11. The same is the situation here. The stocks of raw naphtha were put into the pipe-line in Bihar and ultimately delivered to the petitioner-company at Kanpur under a prior agreement of sale. There was no chance of the goods being diverted to any other person. The contract of sale between the parties, therefore, occasioned the movement of goods from Barauni to Kanpur. Such sales are, therefore, clearly inter-State sales as defined in Section 3(a) of the Central Sales Tax Act.
12. A recent decision of the Supreme Court in Oil India Ltd. v. Superintendent of Taxes A.I.R. 1975 S.C. 887 completely covers the present case. There crude oil was carried from Assam through the pipe-lines specially constructed by the assessee to the refinery at Barauni in Bihar and there the oil was pumped and delivered to the Indian Oil Corporation. The construction of the pipelines was undertaken in pursuance of an agreement and for the specific purpose of transporting crude oil. It was held that the parties contemplated that there should be movement of crude oil from one State to another. Therefore, the sale of crude oil was in the course of inter-State trade liable to tax under the Central Sales Tax Act and the Government of Bihar had no jurisdiction to tax the sales under the sales tax law of that State.
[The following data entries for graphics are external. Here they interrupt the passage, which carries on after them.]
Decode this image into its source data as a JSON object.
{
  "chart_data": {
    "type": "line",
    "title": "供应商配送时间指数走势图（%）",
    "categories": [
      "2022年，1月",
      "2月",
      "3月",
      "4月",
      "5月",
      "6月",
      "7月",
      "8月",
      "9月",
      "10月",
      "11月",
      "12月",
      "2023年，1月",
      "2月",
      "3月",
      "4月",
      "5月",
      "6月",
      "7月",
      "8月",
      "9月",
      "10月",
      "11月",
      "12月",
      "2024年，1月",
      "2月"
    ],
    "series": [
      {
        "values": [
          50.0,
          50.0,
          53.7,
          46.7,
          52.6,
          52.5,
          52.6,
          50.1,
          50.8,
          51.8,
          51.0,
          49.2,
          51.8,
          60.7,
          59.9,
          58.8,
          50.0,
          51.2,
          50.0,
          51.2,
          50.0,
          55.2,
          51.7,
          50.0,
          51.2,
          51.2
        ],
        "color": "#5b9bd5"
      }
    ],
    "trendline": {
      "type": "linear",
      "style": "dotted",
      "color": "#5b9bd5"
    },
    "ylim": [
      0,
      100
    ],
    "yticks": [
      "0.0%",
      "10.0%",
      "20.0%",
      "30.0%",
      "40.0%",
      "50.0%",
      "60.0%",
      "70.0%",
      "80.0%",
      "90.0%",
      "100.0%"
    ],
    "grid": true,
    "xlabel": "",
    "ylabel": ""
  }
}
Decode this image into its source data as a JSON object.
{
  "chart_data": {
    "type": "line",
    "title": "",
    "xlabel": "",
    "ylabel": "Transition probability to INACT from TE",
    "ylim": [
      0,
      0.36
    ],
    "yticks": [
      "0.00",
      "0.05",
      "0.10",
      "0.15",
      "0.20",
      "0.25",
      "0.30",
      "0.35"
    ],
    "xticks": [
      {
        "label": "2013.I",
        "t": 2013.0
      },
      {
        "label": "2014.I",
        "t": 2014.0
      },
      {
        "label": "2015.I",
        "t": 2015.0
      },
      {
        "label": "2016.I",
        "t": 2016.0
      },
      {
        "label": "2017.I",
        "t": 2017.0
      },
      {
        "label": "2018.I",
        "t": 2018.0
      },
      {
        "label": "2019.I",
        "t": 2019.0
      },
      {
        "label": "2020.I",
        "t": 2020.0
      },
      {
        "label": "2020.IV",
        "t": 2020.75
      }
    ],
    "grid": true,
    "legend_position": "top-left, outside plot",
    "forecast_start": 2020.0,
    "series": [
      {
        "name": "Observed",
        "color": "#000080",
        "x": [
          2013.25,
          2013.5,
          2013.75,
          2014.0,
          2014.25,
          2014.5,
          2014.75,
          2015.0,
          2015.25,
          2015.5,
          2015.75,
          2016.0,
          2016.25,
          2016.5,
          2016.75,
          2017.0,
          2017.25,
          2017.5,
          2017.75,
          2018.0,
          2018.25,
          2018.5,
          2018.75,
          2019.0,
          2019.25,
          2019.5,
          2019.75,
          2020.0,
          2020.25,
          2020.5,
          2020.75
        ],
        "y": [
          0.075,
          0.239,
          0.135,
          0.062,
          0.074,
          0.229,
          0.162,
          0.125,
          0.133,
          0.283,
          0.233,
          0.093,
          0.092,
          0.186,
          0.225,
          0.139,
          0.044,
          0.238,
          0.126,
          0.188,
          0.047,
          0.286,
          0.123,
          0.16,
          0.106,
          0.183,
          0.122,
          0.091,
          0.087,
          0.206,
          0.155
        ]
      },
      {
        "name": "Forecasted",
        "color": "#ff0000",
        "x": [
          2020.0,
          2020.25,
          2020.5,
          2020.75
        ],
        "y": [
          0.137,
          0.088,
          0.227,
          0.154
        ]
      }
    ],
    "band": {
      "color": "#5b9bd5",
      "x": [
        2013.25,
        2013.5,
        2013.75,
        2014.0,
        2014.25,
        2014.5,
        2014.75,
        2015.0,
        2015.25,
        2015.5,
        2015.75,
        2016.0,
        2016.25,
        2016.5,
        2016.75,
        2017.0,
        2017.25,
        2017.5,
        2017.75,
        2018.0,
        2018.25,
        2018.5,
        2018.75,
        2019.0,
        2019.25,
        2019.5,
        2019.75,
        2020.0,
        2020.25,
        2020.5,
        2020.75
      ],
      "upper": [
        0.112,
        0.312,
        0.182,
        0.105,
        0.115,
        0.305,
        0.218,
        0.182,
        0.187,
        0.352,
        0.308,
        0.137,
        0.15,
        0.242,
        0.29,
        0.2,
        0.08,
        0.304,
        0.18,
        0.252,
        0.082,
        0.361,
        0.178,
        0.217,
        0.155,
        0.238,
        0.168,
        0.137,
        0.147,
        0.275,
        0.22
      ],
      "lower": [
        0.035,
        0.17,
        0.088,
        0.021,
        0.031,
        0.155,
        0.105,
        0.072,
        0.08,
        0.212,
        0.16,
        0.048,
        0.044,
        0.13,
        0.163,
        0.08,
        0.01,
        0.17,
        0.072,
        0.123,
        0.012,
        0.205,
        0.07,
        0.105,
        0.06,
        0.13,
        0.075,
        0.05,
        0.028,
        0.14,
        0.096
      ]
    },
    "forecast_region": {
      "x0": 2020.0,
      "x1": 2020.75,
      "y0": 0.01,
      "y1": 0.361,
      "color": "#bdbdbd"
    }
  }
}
The learned standing counsel conceded that in view of this decision of the Supreme Court he could not object to the claim of the petitioner-company that the sales were of the nature of inter-State sales and were not liable to tax under the U.P. Sales Tax Act.
13. In the result, the prayer of the petitioner-company to quash the impugn ed assessment order to the extent that it seeks to levy tax under the U.P Sales Tax Act on the sales of naphtha is granted and the assessment order is accordingly quashed in part. The petitioner-company has further prayer for a refund of the tax to the IOC so that the same may in turn be refund to the petitioner by the IOC. In our opinion, this prayer is also a reasonable and proper prayer and we have no hesitation in granting the same. We accordingly direct the Sales Tax Officer concerned to modify the impugned assessment order in the manner and to the extent indicated above and refund the tax on the turnover of raw naphtha to the IOC. The petitioner is entitled to the costs which we assess against respondents Nos. 1 to 4.